Fed’s Bullard Eyes Potential Stimulus Cut as Labour Market Improves
An improving labour market could warrant a cut to the Federal Reserve’s record stimulus program sooner than expected, according to Fed Bank of St. Louis President James Bullard.
The voting FOMC member acknowledged the strong pace of jobs growth over the past two months, a trend that could lead the central bank to pare back its $85 billion monthly bond buying program. The Fed has been buying US Treasuries and mortgage-backed securities since November 2008. The Fed has come under intense scrutiny for not shifting its stance on record stimulus, which has injected nearly $4 trillion into the financial markets in five years.
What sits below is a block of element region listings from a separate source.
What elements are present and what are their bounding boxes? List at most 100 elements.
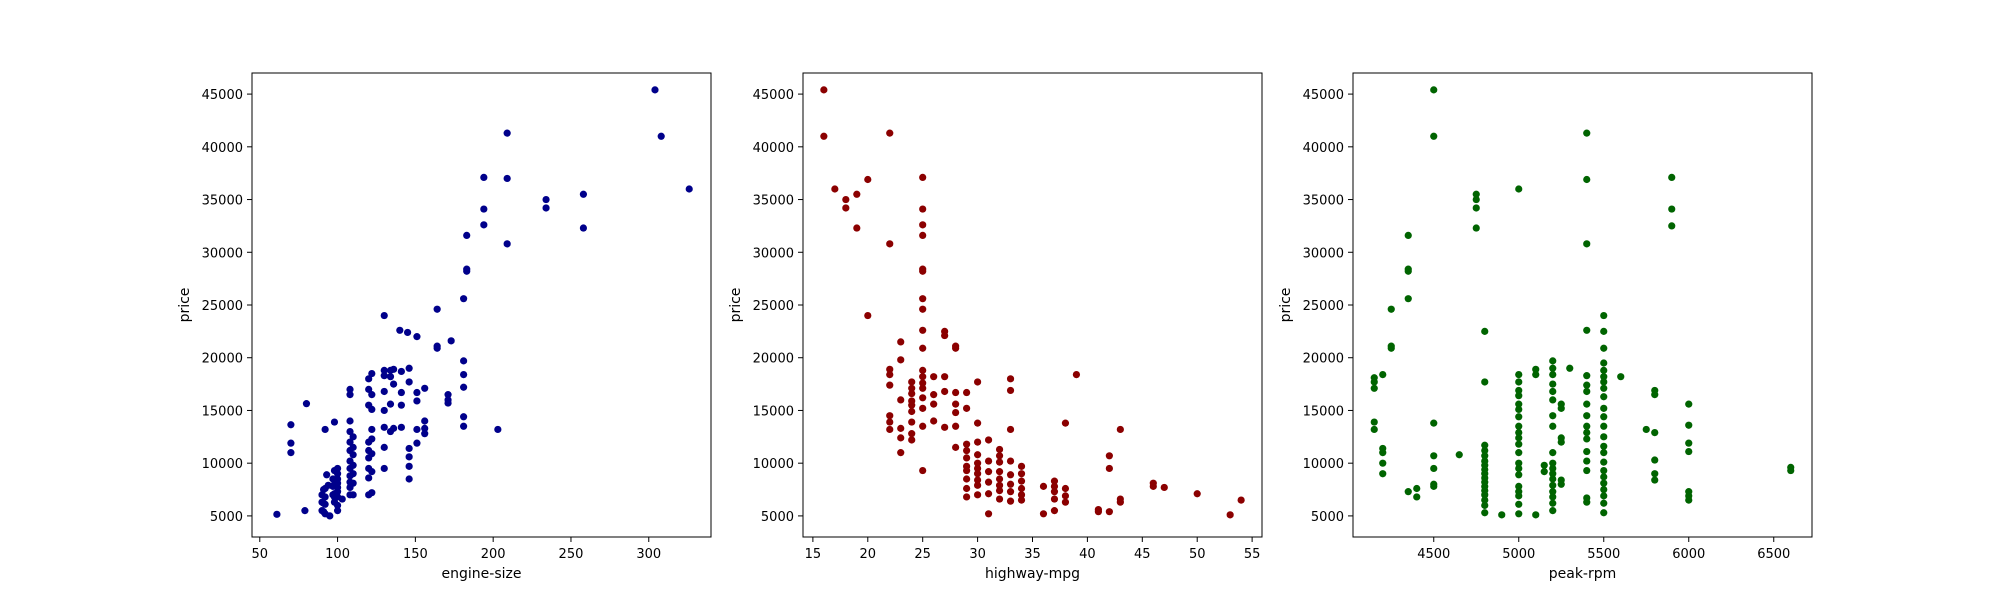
scatter-point	[919, 231, 927, 239]
scatter-point	[386, 373, 395, 381]
scatter-point	[1061, 498, 1070, 506]
x-axis-label: peak-rpm	[1549, 566, 1617, 582]
scatter-point	[1600, 473, 1608, 481]
x-tick-label: 40	[1079, 547, 1096, 562]
scatter-point	[368, 425, 376, 434]
scatter-point	[1105, 464, 1113, 473]
scatter-point	[405, 453, 413, 461]
scatter-point	[346, 427, 354, 436]
scatter-point	[333, 475, 342, 483]
y-tick-label: 30000	[202, 246, 243, 261]
scatter-point	[886, 418, 894, 426]
scatter-point	[405, 475, 413, 483]
scatter-point	[349, 479, 357, 487]
scatter-point	[1549, 380, 1557, 388]
scatter-point	[1685, 447, 1693, 456]
x-tick-label: 15	[805, 547, 822, 562]
scatter-point	[974, 470, 982, 478]
scatter-point	[1600, 384, 1608, 392]
y-tick-label: 30000	[753, 246, 794, 261]
scatter-point	[349, 433, 357, 441]
scatter-point	[1472, 204, 1480, 212]
scatter-point	[1226, 511, 1234, 519]
scatter-point	[657, 132, 665, 140]
scatter-point	[1430, 86, 1438, 94]
scatter-point	[1583, 429, 1591, 437]
scatter-point	[1685, 421, 1693, 429]
scatter-point	[1413, 484, 1421, 493]
scatter-point	[349, 461, 357, 469]
scatter-point	[919, 384, 927, 392]
scatter-point	[463, 265, 471, 273]
scatter-point	[1549, 387, 1557, 396]
scatter-point	[321, 425, 329, 434]
scatter-point	[886, 425, 894, 434]
scatter-point	[1583, 494, 1591, 502]
y-tick-label: 5000	[210, 510, 243, 525]
scatter-panel-highway-mpg: 15 20 25 30 35 40 45 50 55 5000 10000 15000 20000 250…	[728, 72, 1263, 582]
scatter-point	[1600, 393, 1608, 401]
scatter-point	[1404, 265, 1412, 273]
scatter-point	[1557, 434, 1565, 442]
scatter-point	[463, 231, 471, 239]
scatter-point	[1006, 375, 1015, 383]
scatter-point	[1515, 392, 1523, 400]
scatter-point	[1481, 378, 1489, 386]
scatter-point	[941, 387, 949, 396]
scatter-point	[1455, 451, 1463, 459]
scatter-point	[984, 436, 993, 444]
scatter-point	[974, 464, 982, 473]
scatter-point	[349, 470, 357, 478]
y-tick-label: 10000	[753, 457, 794, 472]
scatter-point	[1600, 327, 1608, 335]
scatter-point	[820, 86, 828, 94]
x-tick-label: 30	[969, 547, 986, 562]
scatter-point	[1642, 425, 1650, 434]
scatter-point	[919, 373, 927, 381]
scatter-point	[542, 204, 550, 212]
scatter-point	[919, 326, 927, 334]
scatter-point	[1532, 511, 1540, 519]
scatter-point	[365, 474, 373, 482]
x-tick-label: 6500	[1757, 547, 1790, 562]
scatter-point	[1006, 480, 1015, 488]
scatter-point	[333, 501, 342, 509]
x-tick-label: 150	[403, 547, 428, 562]
scatter-point	[974, 378, 982, 386]
scatter-point	[651, 86, 659, 94]
y-tick-label: 25000	[202, 299, 243, 314]
scatter-point	[287, 421, 295, 429]
scatter-point	[1430, 452, 1438, 460]
x-tick-label: 5500	[1587, 547, 1620, 562]
scatter-point	[1006, 488, 1015, 496]
scatter-point	[1600, 344, 1608, 352]
scatter-point	[919, 379, 927, 387]
scatter-point	[984, 490, 993, 498]
scatter-point	[1651, 386, 1659, 395]
x-tick-label: 20	[860, 547, 877, 562]
scatter-point	[919, 305, 927, 313]
scatter-point	[1006, 425, 1015, 434]
scatter-point	[1017, 484, 1026, 493]
scatter-point	[1515, 386, 1523, 395]
y-axis-label: price	[728, 288, 744, 323]
scatter-point	[1061, 419, 1070, 427]
scatter-point	[919, 205, 927, 213]
scatter-point	[1532, 371, 1540, 379]
scatter-point	[1404, 488, 1412, 496]
scatter-point	[460, 413, 468, 421]
scatter-point	[1600, 485, 1608, 494]
scatter-point	[919, 221, 927, 229]
y-tick-label: 10000	[202, 457, 243, 472]
scatter-point	[380, 372, 388, 380]
scatter-point	[1472, 224, 1480, 232]
scatter-point	[1515, 413, 1523, 421]
scatter-point	[1116, 425, 1124, 434]
scatter-point	[1600, 449, 1608, 457]
scatter-point	[421, 384, 429, 392]
scatter-point	[1583, 175, 1591, 184]
scatter-point	[1379, 444, 1387, 453]
scatter-point	[444, 391, 452, 399]
scatter-point	[974, 419, 982, 427]
scatter-point	[963, 440, 971, 448]
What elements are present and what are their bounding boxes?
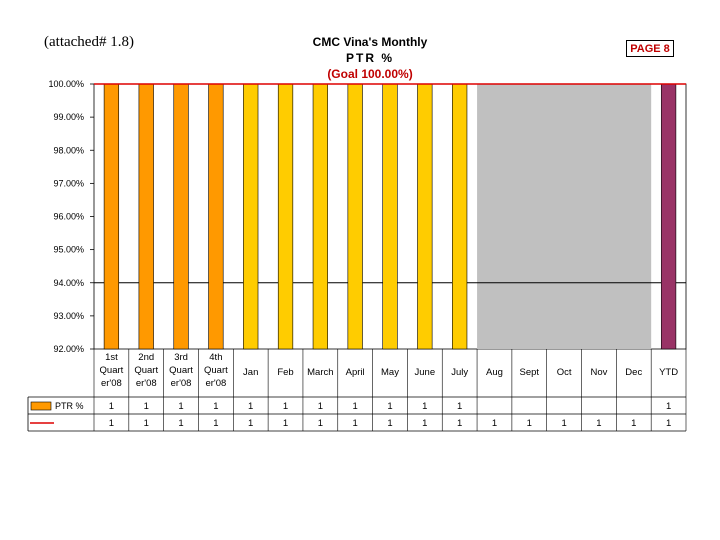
x-category-label: Quart	[204, 365, 228, 376]
ptr-value: 1	[178, 401, 183, 412]
ptr-value: 1	[353, 401, 358, 412]
goal-value: 1	[422, 418, 427, 429]
x-category-label: Aug	[486, 367, 503, 378]
bar	[208, 83, 224, 350]
x-category-label: er'08	[136, 378, 157, 389]
ptr-value: 1	[457, 401, 462, 412]
y-tick-label: 92.00%	[53, 344, 84, 354]
x-category-label: Quart	[169, 365, 193, 376]
goal-value: 1	[631, 418, 636, 429]
x-category-label: Dec	[625, 367, 642, 378]
x-category-label: April	[346, 367, 365, 378]
bar	[103, 83, 120, 350]
y-tick-label: 96.00%	[53, 212, 84, 222]
x-category-label: 3rd	[174, 352, 188, 363]
chart-title-line-1: CMC Vina's Monthly	[312, 35, 428, 49]
x-category-label: March	[307, 367, 333, 378]
bar	[660, 83, 677, 350]
page-number-badge: PAGE 8	[626, 40, 674, 57]
y-tick-label: 99.00%	[53, 112, 84, 122]
y-tick-label: 100.00%	[48, 79, 84, 89]
y-tick-label: 94.00%	[53, 278, 84, 288]
x-category-label: 1st	[105, 352, 118, 363]
y-tick-label: 93.00%	[53, 311, 84, 321]
goal-value: 1	[457, 418, 462, 429]
x-category-label: Oct	[557, 367, 572, 378]
goal-value: 1	[248, 418, 253, 429]
ptr-value: 1	[666, 401, 671, 412]
bar	[382, 83, 398, 350]
goal-value: 1	[596, 418, 601, 429]
goal-value: 1	[527, 418, 532, 429]
goal-value: 1	[666, 418, 671, 429]
x-category-label: July	[451, 367, 468, 378]
goal-value: 1	[492, 418, 497, 429]
goal-value: 1	[144, 418, 149, 429]
ptr-value: 1	[144, 401, 149, 412]
x-category-label: YTD	[659, 367, 678, 378]
chart-title-goal: (Goal 100.00%)	[327, 67, 413, 81]
bar	[312, 83, 328, 350]
legend-label-ptr: PTR %	[55, 401, 84, 411]
bar	[347, 83, 363, 350]
x-category-label: er'08	[101, 378, 122, 389]
x-category-label: May	[381, 367, 399, 378]
ptr-value: 1	[422, 401, 427, 412]
bar	[243, 83, 259, 350]
y-tick-label: 95.00%	[53, 245, 84, 255]
goal-value: 1	[318, 418, 323, 429]
ptr-value: 1	[283, 401, 288, 412]
plot-area-pending	[477, 84, 652, 349]
x-category-label: 4th	[209, 352, 222, 363]
goal-value: 1	[283, 418, 288, 429]
x-category-label: June	[415, 367, 436, 378]
bar	[417, 83, 433, 350]
y-tick-label: 98.00%	[53, 145, 84, 155]
x-category-label: Sept	[520, 367, 540, 378]
x-category-label: Quart	[100, 365, 124, 376]
chart-title-line-2: PTR %	[345, 51, 394, 65]
goal-value: 1	[387, 418, 392, 429]
legend-key-ptr	[30, 401, 52, 411]
x-category-label: Nov	[590, 367, 607, 378]
ptr-value: 1	[109, 401, 114, 412]
goal-value: 1	[109, 418, 114, 429]
goal-value: 1	[353, 418, 358, 429]
x-category-label: er'08	[171, 378, 192, 389]
x-category-label: er'08	[205, 378, 226, 389]
ptr-value: 1	[387, 401, 392, 412]
bar	[277, 83, 294, 350]
goal-value: 1	[178, 418, 183, 429]
bar	[173, 83, 189, 350]
x-category-label: 2nd	[138, 352, 154, 363]
ptr-value: 1	[248, 401, 253, 412]
x-category-label: Jan	[243, 367, 258, 378]
attached-label: (attached# 1.8)	[44, 34, 134, 50]
goal-value: 1	[213, 418, 218, 429]
goal-value: 1	[561, 418, 566, 429]
chart-title: CMC Vina's Monthly PTR % (Goal 100.00%)	[290, 34, 450, 82]
ptr-value: 1	[318, 401, 323, 412]
x-category-label: Feb	[277, 367, 293, 378]
x-category-label: Quart	[134, 365, 158, 376]
ptr-value: 1	[213, 401, 218, 412]
y-tick-label: 97.00%	[53, 178, 84, 188]
bar	[138, 83, 154, 350]
bar	[452, 83, 468, 350]
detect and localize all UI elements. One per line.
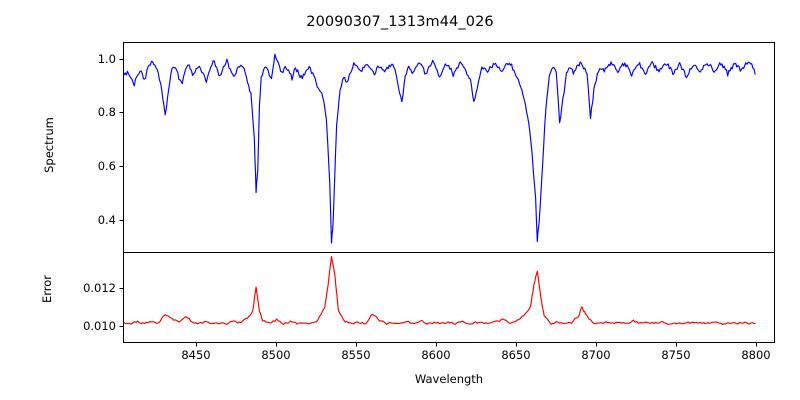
spectrum-ytick-3: 0.6 xyxy=(97,159,116,173)
spectrum-y-ticks xyxy=(119,59,124,221)
error-line xyxy=(124,255,756,325)
xtick-1: 8500 xyxy=(261,348,291,362)
error-panel-frame xyxy=(123,252,775,343)
spectrum-line xyxy=(124,53,756,244)
xtick-2: 8550 xyxy=(341,348,371,362)
spectrum-ytick-2: 0.8 xyxy=(97,105,116,119)
error-ytick-1: 0.012 xyxy=(83,281,116,295)
error-ytick-2: 0.010 xyxy=(83,319,116,333)
x-ticks xyxy=(196,342,757,347)
xtick-5: 8700 xyxy=(581,348,611,362)
xtick-7: 8800 xyxy=(741,348,771,362)
xtick-3: 8600 xyxy=(421,348,451,362)
xtick-4: 8650 xyxy=(501,348,531,362)
xtick-0: 8450 xyxy=(181,348,211,362)
error-y-ticks xyxy=(119,288,124,327)
xtick-6: 8750 xyxy=(661,348,691,362)
spectrum-ytick-4: 0.4 xyxy=(97,213,116,227)
spectrum-ytick-1: 1.0 xyxy=(97,52,116,66)
x-axis-label: Wavelength xyxy=(414,372,484,386)
figure-title: 20090307_1313m44_026 xyxy=(306,14,494,30)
The US economy added 203,000 nonfarm payrolls in November, following a revised 200,000 gain the prior month, according to the Labor Department. The jobless rate fell 0.3 percentage points to 7 percent, a five-year low, edging closer to the Fed’s 6.5 percent threshold. The Federal Reserve has said repeatedly it will not consider raising interest rates until the jobless rate falls to 6.5 percent.
“A small taper might recognize labour-market improvement while still providing the committee the opportunity to carefully monitor inflation during the first half of 2014,” said Bullard. “Should inflation not return toward target, the committee could pause tapering at subsequent meetings.”
Bullard has been a vocal supporter of record stimulus. While acknowledging a taper is possible, he reassured the markets any cut should be modest due to inflation, which continues to trend below target.
The FOMC meets December 17-8 for its last rate decision of the year. One-third of economists believe the Fed could start paring back asset purchases at the next meetings rather than wait until January or March, according to a recent survey from Bloomberg. Last month’s poll revealed only 17 percent of economists believe a taper is likely to occur in December.